Something which is particularly apparent when you look namely at the latest releases from world renown vendors in the field of Data Science: SAS Viya, IBM Watson DSX, KNIME, Microsoft Azure and Dataiku DSS to name but a few.
A huge increase in productivity
These software programmes are definitely superior to the basic IDE in the sense that they include a user interface but also, and most importantly, a workflow system. A workflow is a sophisticated and editable graphical representation of a sequence of algorithmic processes called nodes, each node represents a basic algorithm or process with input and output parameters. Nodes are connected to one another by flows represented graphically by arrows.
In addition to its high readability, the workflow is also extremely useful in Data Science as it does what no language can, i.e. saves your dataset’s status in-between processing stages. Generally, the workflow also provides a ready-for-use set of processes that can help save a lot of time (namely the case during the data preparation and recoding phases).
The increase in productivity brought about by workflows (compared to a basic command line interface) is huge and the payoff will be quick, especially compared to linear programming only in line mode.
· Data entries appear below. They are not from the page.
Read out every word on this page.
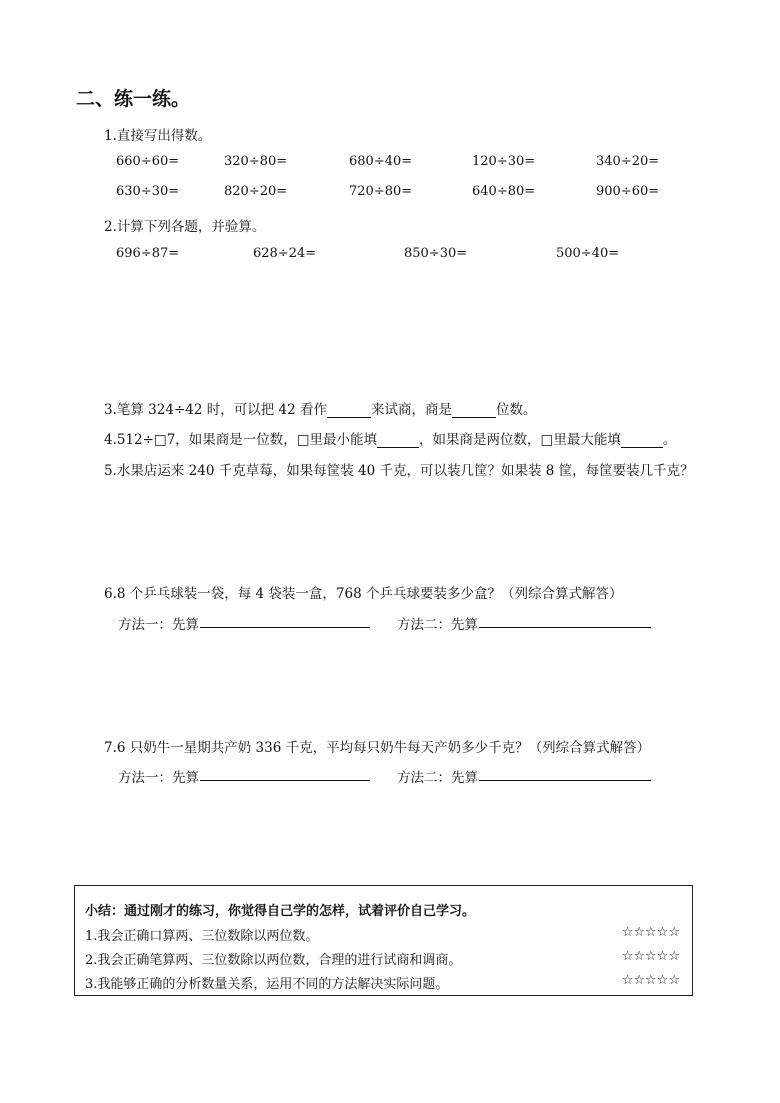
二、练一练。
1.直接写出得数。
660÷60=	320÷80=	680÷40=	120÷30=	340÷20=
630÷30=	820÷20=	720÷80=	640÷80=	900÷60=
2.计算下列各题，并验算。
696÷87=	628÷24=	850÷30=	500÷40=
3.笔算 324÷42 时，可以把 42 看作	来试商，商是	位数。
4.512÷□7，如果商是一位数，□里最小能填	，如果商是两位数，□里最大能填	。
5.水果店运来 240 千克草莓，如果每筐装 40 千克，可以装几筐？如果装 8 筐，每筐要装几千克？
6.8 个乒乓球装一袋，每 4 袋装一盒，768 个乒乓球要装多少盒？（列综合算式解答）
方法一：先算	方法二：先算
7.6 只奶牛一星期共产奶 336 千克，平均每只奶牛每天产奶多少千克？（列综合算式解答）
方法一：先算	方法二：先算
小结：通过刚才的练习，你觉得自己学的怎样，试着评价自己学习。
1.我会正确口算两、三位数除以两位数。	☆☆☆☆☆
2.我会正确笔算两、三位数除以两位数，合理的进行试商和调商。	☆☆☆☆☆
3.我能够正确的分析数量关系，运用不同的方法解决实际问题。	☆☆☆☆☆
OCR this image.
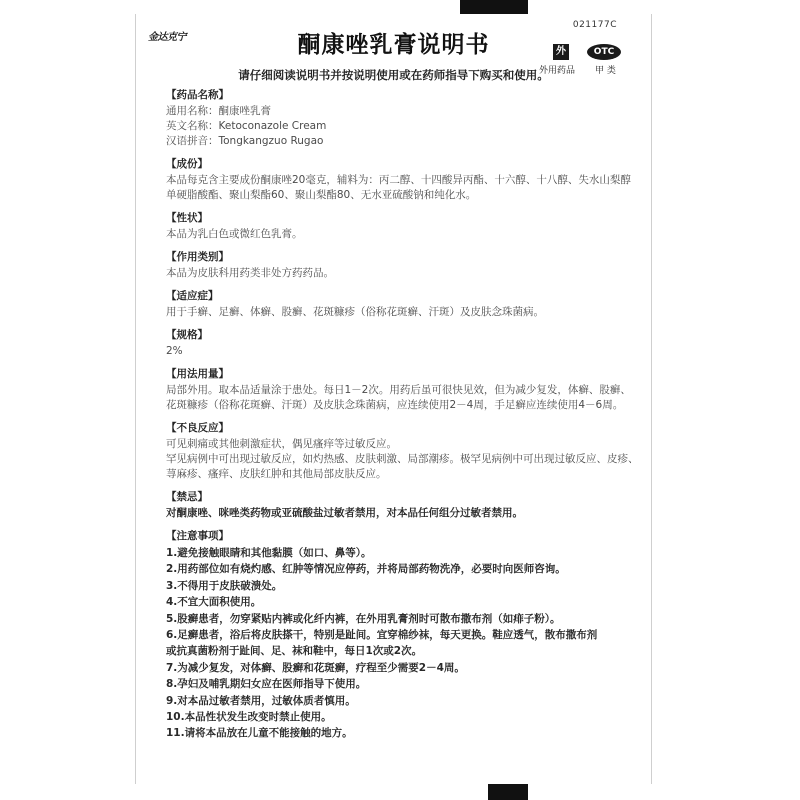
021177C
金达克宁	酮康唑乳膏说明书	外	OTC
外用药品 甲 类
请仔细阅读说明书并按说明使用或在药师指导下购买和使用。
【药品名称】
通用名称：酮康唑乳膏
英文名称：Ketoconazole Cream
汉语拼音：Tongkangzuo Rugao
【成份】
本品每克含主要成份酮康唑20毫克，辅料为：丙二醇、十四酸异丙酯、十六醇、十八醇、失水山梨醇
单硬脂酸酯、聚山梨酯60、聚山梨酯80、无水亚硫酸钠和纯化水。
【性状】
本品为乳白色或微红色乳膏。
【作用类别】
本品为皮肤科用药类非处方药药品。
【适应症】
用于手癣、足癣、体癣、股癣、花斑糠疹（俗称花斑癣、汗斑）及皮肤念珠菌病。
【规格】
2%
【用法用量】
局部外用。取本品适量涂于患处。每日1－2次。用药后虽可很快见效，但为减少复发，体癣、股癣、
花斑糠疹（俗称花斑癣、汗斑）及皮肤念珠菌病，应连续使用2－4周，手足癣应连续使用4－6周。
【不良反应】
可见刺痛或其他刺激症状，偶见瘙痒等过敏反应。
罕见病例中可出现过敏反应，如灼热感、皮肤刺激、局部潮疹。极罕见病例中可出现过敏反应、皮疹、
荨麻疹、瘙痒、皮肤红肿和其他局部皮肤反应。
【禁忌】
对酮康唑、咪唑类药物或亚硫酸盐过敏者禁用，对本品任何组分过敏者禁用。
【注意事项】
1.避免接触眼睛和其他黏膜（如口、鼻等）。
2.用药部位如有烧灼感、红肿等情况应停药，并将局部药物洗净，必要时向医师咨询。
3.不得用于皮肤破溃处。
4.不宜大面积使用。
5.股癣患者，勿穿紧贴内裤或化纤内裤，在外用乳膏剂时可散布撒布剂（如痱子粉）。
6.足癣患者，浴后将皮肤搽干，特别是趾间。宜穿棉纱袜，每天更换。鞋应透气，散布撒布剂
或抗真菌粉剂于趾间、足、袜和鞋中，每日1次或2次。
7.为减少复发，对体癣、股癣和花斑癣，疗程至少需要2－4周。
8.孕妇及哺乳期妇女应在医师指导下使用。
9.对本品过敏者禁用，过敏体质者慎用。
10.本品性状发生改变时禁止使用。
11.请将本品放在儿童不能接触的地方。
Moreover, whenever a non-native feature is required, it can always be programmed in R or Python. The feature then becomes a node in your workflow and if it has been properly designed, it can be later reused, a bit like a macro. The workflow thus perfectly complements the language.
The best of both worlds
“New generation” Data Science software are nowadays natively language-based (either R, or Python, and on rare occasions, both), and designed as complete IDE-type development environments.
The best of them usually include, in addition to full language support, the workflow notion, which is extremely useful in Data Science, the best of both worlds if you will.
To conclude, I would say that even though R and Python are very good starting points in Data Science, they should always be complemented with an IDE-type software that is able to implement a graphical workflow if you want productivity gains to be part of your projects.
These new IDEs (some being released even as you read this article) represent the ideal modern work environment for Data Science and will rapidly become impossible to do without, especially if your objective is to place production algorithms and models in Big Data environments with minimal obstacles and waste of time.